The Republican parties in the five counties comprising the 24th District had been given the option of whether to hold a primary election for the chancellorship, or to plot the more unusual course of holding caucuses to determine their standard bearer. When the vote was tallied, the preference among the majority was to hold a primary.

Under party rules, the counties were bound by the decision of the majority to inform their respective county election commissions that they were going to hold a primary. Three county parties did, but those in Henry and Hardin counties failed to submit the notices by the June 17 deadline. King wrote in her resignation letter that what should have happened next is that the two counties that failed to submit their filings should have been excluded from the nomination contest.
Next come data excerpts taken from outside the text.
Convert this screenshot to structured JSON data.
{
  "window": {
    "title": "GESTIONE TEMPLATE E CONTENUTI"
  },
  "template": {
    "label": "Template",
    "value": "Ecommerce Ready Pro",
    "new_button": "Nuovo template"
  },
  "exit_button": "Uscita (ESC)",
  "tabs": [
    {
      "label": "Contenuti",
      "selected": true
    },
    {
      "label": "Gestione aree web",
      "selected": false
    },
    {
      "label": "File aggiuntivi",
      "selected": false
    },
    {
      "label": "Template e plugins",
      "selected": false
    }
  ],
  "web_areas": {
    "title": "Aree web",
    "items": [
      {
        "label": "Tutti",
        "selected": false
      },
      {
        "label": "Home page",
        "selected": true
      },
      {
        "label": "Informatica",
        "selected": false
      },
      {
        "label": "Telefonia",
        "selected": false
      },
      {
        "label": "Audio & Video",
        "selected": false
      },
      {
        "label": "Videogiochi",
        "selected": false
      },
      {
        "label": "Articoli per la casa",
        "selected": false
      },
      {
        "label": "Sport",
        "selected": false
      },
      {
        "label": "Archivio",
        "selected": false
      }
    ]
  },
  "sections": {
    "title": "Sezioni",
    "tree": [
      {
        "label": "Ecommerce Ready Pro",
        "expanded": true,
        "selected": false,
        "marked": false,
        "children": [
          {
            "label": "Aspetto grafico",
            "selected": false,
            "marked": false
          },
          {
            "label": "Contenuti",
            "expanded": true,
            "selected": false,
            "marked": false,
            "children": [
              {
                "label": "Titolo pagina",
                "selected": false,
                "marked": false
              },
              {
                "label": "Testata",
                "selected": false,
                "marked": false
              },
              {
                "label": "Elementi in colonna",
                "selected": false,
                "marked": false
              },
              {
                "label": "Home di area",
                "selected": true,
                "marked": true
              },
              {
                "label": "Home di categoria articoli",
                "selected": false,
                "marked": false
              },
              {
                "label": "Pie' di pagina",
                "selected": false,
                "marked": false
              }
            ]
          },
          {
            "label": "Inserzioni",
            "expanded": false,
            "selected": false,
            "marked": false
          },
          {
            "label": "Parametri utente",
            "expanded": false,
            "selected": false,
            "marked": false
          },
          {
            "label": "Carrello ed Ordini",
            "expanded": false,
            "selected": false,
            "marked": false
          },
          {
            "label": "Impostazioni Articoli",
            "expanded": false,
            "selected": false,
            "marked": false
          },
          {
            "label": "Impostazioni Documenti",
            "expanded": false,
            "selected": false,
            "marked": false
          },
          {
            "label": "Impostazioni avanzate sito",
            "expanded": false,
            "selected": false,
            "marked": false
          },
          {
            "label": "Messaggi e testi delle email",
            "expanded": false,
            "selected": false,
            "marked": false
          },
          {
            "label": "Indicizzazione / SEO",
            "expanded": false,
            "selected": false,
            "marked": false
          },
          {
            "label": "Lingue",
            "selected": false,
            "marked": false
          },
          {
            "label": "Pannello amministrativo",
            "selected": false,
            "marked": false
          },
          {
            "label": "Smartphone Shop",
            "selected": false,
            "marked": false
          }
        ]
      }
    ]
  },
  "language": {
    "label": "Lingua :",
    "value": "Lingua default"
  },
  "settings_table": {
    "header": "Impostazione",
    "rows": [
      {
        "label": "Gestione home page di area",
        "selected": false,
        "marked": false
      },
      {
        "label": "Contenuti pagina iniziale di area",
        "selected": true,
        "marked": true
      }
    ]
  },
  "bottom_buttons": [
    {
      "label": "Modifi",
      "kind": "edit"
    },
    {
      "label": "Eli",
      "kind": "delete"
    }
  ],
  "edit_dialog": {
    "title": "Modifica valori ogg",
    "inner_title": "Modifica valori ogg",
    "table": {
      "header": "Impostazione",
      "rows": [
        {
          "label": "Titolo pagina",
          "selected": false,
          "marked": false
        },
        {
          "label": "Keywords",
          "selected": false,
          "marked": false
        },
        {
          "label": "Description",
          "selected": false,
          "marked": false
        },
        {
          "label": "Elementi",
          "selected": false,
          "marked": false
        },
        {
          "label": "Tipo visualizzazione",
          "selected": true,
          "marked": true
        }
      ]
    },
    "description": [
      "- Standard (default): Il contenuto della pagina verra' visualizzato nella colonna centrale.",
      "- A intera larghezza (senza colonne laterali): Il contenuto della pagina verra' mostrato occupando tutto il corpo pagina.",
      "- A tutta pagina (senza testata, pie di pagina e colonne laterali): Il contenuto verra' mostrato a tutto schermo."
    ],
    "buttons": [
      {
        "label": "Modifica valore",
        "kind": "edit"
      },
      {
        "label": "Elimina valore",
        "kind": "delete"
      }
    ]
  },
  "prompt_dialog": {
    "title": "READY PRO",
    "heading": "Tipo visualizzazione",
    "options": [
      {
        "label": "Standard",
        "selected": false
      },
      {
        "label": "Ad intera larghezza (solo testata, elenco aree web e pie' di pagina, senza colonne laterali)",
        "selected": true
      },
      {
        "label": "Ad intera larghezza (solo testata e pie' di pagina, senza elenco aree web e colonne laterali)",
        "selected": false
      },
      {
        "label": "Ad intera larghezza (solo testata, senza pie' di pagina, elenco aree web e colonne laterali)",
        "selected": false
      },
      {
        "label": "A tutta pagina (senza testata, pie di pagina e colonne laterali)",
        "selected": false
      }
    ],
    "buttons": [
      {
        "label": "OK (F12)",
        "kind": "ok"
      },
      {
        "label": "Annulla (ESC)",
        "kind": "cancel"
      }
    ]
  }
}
But on Sept. 6 — two days after King’s appointment and the same day Bruce Griffey sent the cryptic text message about the “rigged” Democratic primary — the state party informed the county parties that a majority had asked to reconvene to reconsider its actions. This time the vote was 8-2 to abandon the primary and instead hold a caucus. King alleged in her letter to the governor that nothing in state GOP bylaws allowed for that redo. The party says it consulted with state Division of Elections before going forward with another vote.

Bruce Griffey in a statement said the decision to hold a caucus had “nothing whatsoever to do with Ms. King being appointed by Governor Lee.” Instead, he said, the decision needed to ensure that all five counties got a chance to participate in the nomination process.

But the timing of various votes has led to widespread speculation that GOP officials in Henry and Hardin counties purposefully withheld their filings so the case could be made later that that it wouldn’t be right to exclude them from the nomination contest.

Not so, Griffey said it in his statement.

“It was a matter of fundamental fairness in allowing all 5 counties in the district to participate and was done in accordance with the TN GOP Bylaws,” he said.